3.
Augustinus antwortete: Was Henoch, Elias und Moses betrifft, glauben wir all das, was die Heilige Schrift uns bezeugt, die aufgrund von gesicherten und kräftigen Beweisen ihrer Glaubwürdigkeit die oberste Spitze der Autorität bildet, nicht das, was Faustus uns zu glauben unterstellt. Was aber „der Natur gemäss“, was „gegen die Natur“ heisst, das können Menschen, die wie ihr im Irrtum leben, nicht wissen. Dass man aber in menschlicher Sprechweise sagen kann, etwas sei gegen die Natur, wenn es der üblichen, den Menschen bekannten Wirkungsweise der Natur zuwiderläuft, dies bestreiten auch wir nicht, so wie dies etwa beim Satz des Apostels der Fall ist (Rm. 11,24): Wenn du aus dem von Natur wilden Ölbaum herausgehauen und gegen die Natur in den edlen Ölbaum eingepfropft wurdest. Was gegen die von der menschlichen Erfahrung erkannte Gewohnheit der Natur verstösst, indem ein wilder Ölbaum, der einem Olivenbaum aufgepfropft wurde, nicht Beeren des wilden Ölbaums, sondern saftige Oliven trägt, von dem sagt er hier, es sei gegen die Natur. Doch der Schöpfer und Begründer aller Formen der Natur, schafft nichts gegen die Natur (cf. Civ. 21,8); denn für jedes Ding wird genau das naturgemäss sein, was jener geschaffen hat, von dem jedes Mass, jede Zahl, jede Ordnung der Natur ausgeht. Aber selbst der Mensch tut nichts gegen die Natur, ausser wenn er sündigt; wobei er ja mit der Bestrafung wieder in seine Natur eingesetzt wird. Denn es gehört zur natürlichen Ordnung der Gerechtigkeit, dass Sünden entweder gar nicht begangen werden, oder aber nicht ohne Strafe bleiben können. Was immer von beidem zutrifft, die natürliche Ordnung wird bewahrt, wenn nicht von der Einzelperson, dann sicher von Gott. Denn die Sünden quälen das Gewissen und schaden der Seele selber, indem ihr durch das Sündigen das Licht der Gerechtigkeit entzogen wird, ganz abgesehen von den Schmerzen, die den Menschen bei der Zurechtweisung zugefügt, oder aber, wenn diese Zurechtweisung nicht erfolgt, für zuletzt aufgespart werden.

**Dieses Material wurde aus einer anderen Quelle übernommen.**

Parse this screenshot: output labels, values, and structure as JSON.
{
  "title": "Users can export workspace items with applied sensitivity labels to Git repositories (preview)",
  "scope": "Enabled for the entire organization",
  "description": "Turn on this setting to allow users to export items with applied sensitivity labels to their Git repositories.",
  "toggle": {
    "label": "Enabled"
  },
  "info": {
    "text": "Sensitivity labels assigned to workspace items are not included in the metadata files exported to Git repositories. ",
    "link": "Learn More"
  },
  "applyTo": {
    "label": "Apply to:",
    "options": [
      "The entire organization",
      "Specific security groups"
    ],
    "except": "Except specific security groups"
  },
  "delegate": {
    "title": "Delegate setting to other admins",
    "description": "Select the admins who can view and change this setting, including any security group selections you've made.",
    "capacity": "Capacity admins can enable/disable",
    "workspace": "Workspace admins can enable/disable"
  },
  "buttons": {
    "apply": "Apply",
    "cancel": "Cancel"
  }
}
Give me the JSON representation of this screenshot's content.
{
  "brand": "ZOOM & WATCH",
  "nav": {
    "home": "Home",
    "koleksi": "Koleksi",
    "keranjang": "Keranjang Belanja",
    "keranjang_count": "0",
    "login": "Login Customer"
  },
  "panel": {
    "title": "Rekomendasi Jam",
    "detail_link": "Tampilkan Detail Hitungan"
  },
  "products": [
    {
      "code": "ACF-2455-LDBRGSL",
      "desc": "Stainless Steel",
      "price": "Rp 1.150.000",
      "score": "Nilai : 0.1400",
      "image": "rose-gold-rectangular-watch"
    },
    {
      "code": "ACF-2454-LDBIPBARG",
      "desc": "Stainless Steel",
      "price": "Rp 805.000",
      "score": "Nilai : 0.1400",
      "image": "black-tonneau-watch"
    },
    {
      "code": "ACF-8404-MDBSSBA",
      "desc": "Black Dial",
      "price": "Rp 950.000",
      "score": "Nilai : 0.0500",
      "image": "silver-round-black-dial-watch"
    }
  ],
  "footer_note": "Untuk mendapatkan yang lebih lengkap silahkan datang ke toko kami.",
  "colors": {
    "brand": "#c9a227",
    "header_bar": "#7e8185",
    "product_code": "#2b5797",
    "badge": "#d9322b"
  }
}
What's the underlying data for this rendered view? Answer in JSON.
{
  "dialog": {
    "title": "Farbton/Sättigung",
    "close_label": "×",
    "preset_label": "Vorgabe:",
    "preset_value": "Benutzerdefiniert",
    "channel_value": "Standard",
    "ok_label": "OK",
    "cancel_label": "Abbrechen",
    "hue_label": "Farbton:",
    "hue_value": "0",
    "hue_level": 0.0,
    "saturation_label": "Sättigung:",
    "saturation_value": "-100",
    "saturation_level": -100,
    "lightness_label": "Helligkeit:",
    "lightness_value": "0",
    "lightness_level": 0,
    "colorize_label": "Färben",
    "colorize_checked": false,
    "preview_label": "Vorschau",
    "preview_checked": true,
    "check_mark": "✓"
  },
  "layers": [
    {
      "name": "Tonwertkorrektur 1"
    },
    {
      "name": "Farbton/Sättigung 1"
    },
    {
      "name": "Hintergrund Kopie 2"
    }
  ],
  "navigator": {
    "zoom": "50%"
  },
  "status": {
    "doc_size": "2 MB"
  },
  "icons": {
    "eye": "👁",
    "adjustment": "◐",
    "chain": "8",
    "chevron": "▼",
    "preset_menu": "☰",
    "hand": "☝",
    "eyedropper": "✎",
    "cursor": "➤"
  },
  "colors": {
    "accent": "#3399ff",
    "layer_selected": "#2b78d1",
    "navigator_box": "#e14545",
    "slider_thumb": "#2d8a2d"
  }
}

Und doch ist es durchaus passend zu sagen, Gott tue etwas gegen die Natur, wenn er etwas im Widerspruch zu dem tut, was wir in der Natur kennen. Wir bezeichnen nämlich auch den uns bekannten und vertrauten Lauf der Natur als Natur, und wenn er etwas tut, das diesem nicht entspricht, nennt man das Wundertat oder Wunder (cf. Civ. 21,8; tr.Ioh. 8,1;9,1; trinit. 3,5,11-3,8,15; gn.lit. 9,16,29-30; 6,14,25-6,18,29). Gegen jenes höchste Gesetz der Natur aber, das der Erkenntnis der Gottlosen und der noch Schwachen entzogen ist, tut Gott sowenig etwas, wie er etwas gegen sich selbst tut. Die geistige und gleichzeitig vernunftbegabte Schöpfung aber, zu welcher Kategorie auch die menschliche Seele gehört, sieht umso klarer, was geschehen kann und was nicht, je mehr sie teilhat an jenem unwandelbaren Gesetz und Licht; je weiter sie aber davon entfernt ist, umso mehr wundert sie sich über Ungewohntes, da sie nicht erkennt, was zukünftig sein wird.